All connectivity comparisons used non-parametric tests (Wilcoxon signed-rank, Mann-Whitney U, Spearman) due to non-normal distributions. For paired comparisons (e.g., low vs. high arousal within the same field), we used Wilcoxon signed-rank tests. For unpaired comparisons (e.g., within-area vs. between-area within the same state), we used Mann-Whitney U tests. Predictive correlation related hypothesis tests used paired t-tests given large sample size and paired design. All tests were two-sided except the following, whose one-sided direction was pre-specified: (1) within-area vs. between-area Jaccard similarity (one-sided Mann-Whitney $U$; local bias of cortical anatomy predicts intra > inter); (2) overall spatial reach (one-sided bootstrap Spearman; prior literature predicts expanded spatial reach in high arousal [12]).

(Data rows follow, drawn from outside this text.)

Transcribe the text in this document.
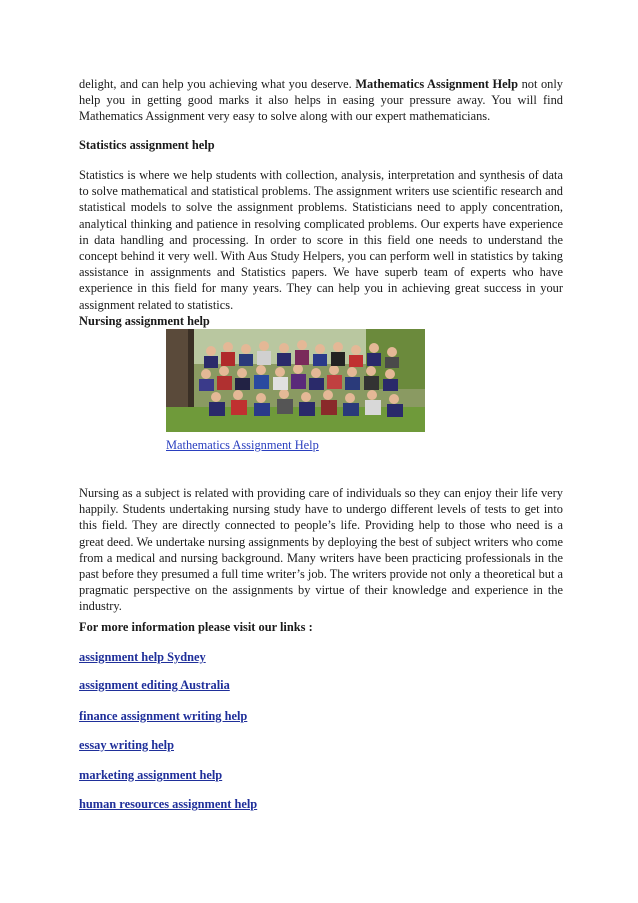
delight, and can help you achieving what you deserve. Mathematics Assignment Help not only help you in getting good marks it also helps in easing your pressure away. You will find Mathematics Assignment very easy to solve along with our expert mathematicians.

Statistics assignment help

Statistics is where we help students with collection, analysis, interpretation and synthesis of data to solve mathematical and statistical problems. The assignment writers use scientific research and statistical models to solve the assignment problems. Statisticians need to apply concentration, analytical thinking and patience in resolving complicated problems. Our experts have experience in data handling and processing. In order to score in this field one needs to understand the concept behind it very well. With Aus Study Helpers, you can perform well in statistics by taking assistance in assignments and Statistics papers. We have superb team of experts who have experience in this field for many years. They can help you in achieving great success in your assignment related to statistics.

Nursing assignment help
Mathematics Assignment Help

Nursing as a subject is related with providing care of individuals so they can enjoy their life very happily. Students undertaking nursing study have to undergo different levels of tests to get into this field. They are directly connected to people’s life. Providing help to those who need is a great deed. We undertake nursing assignments by deploying the best of subject writers who come from a medical and nursing background. Many writers have been practicing professionals in the past before they presumed a full time writer’s job. The writers provide not only a theoretical but a pragmatic perspective on the assignments by virtue of their knowledge and experience in the industry.

For more information please visit our links :
assignment help Sydney
assignment editing Australia
finance assignment writing help
essay writing help
marketing assignment help
human resources assignment help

Multiple Comparisons Correction:

We performed multiple statistical tests across different hypotheses. To control the false discovery rate (FDR), we applied the Benjamini-Hochberg procedure [62] within each hypothesis family. Families were defined as follows: (1) Connectivity decomposition: within-area vs. between-area density and edge strength (aggregate and per area pair), in one family. (2) Layer-specific: all layer-pair comparisons in one family. (3) Cell-type spatial: E→E and E→I distance-dependence tests in one family. (4) Structure-function fieldlevel: the three field-level comparisons (FC vs. SC in low arousal, FC vs. SC in high arousal, SC vs. $\Delta \text{FC}$) in one family. (5) Predictive correlation: bin-level and area-specific comparisons in one family. This family-wise approach is appropriate because each family addresses a distinct scientific question. For all hypotheses with multiple tests, we report FDR-corrected p-values in the main text. For single-test hypotheses (e.g., overall spatial correlation), no correction is needed and we report uncorrected p-values. Tests with FDR-corrected p < 0.05 (or p < 0.05 for single tests) were considered significant.

Effect Sizes:

For correlation analyses, we report Spearman or Pearson correlation coefficients as appropriate. For differences between conditions, we report raw differences ($\Delta$) along with the relevant test statistic and p-value (e.g., Wilcoxon or Mann-Whitney for connectivity; paired t-test for predictive correlation comparisons where used).

All analyses were implemented in Python.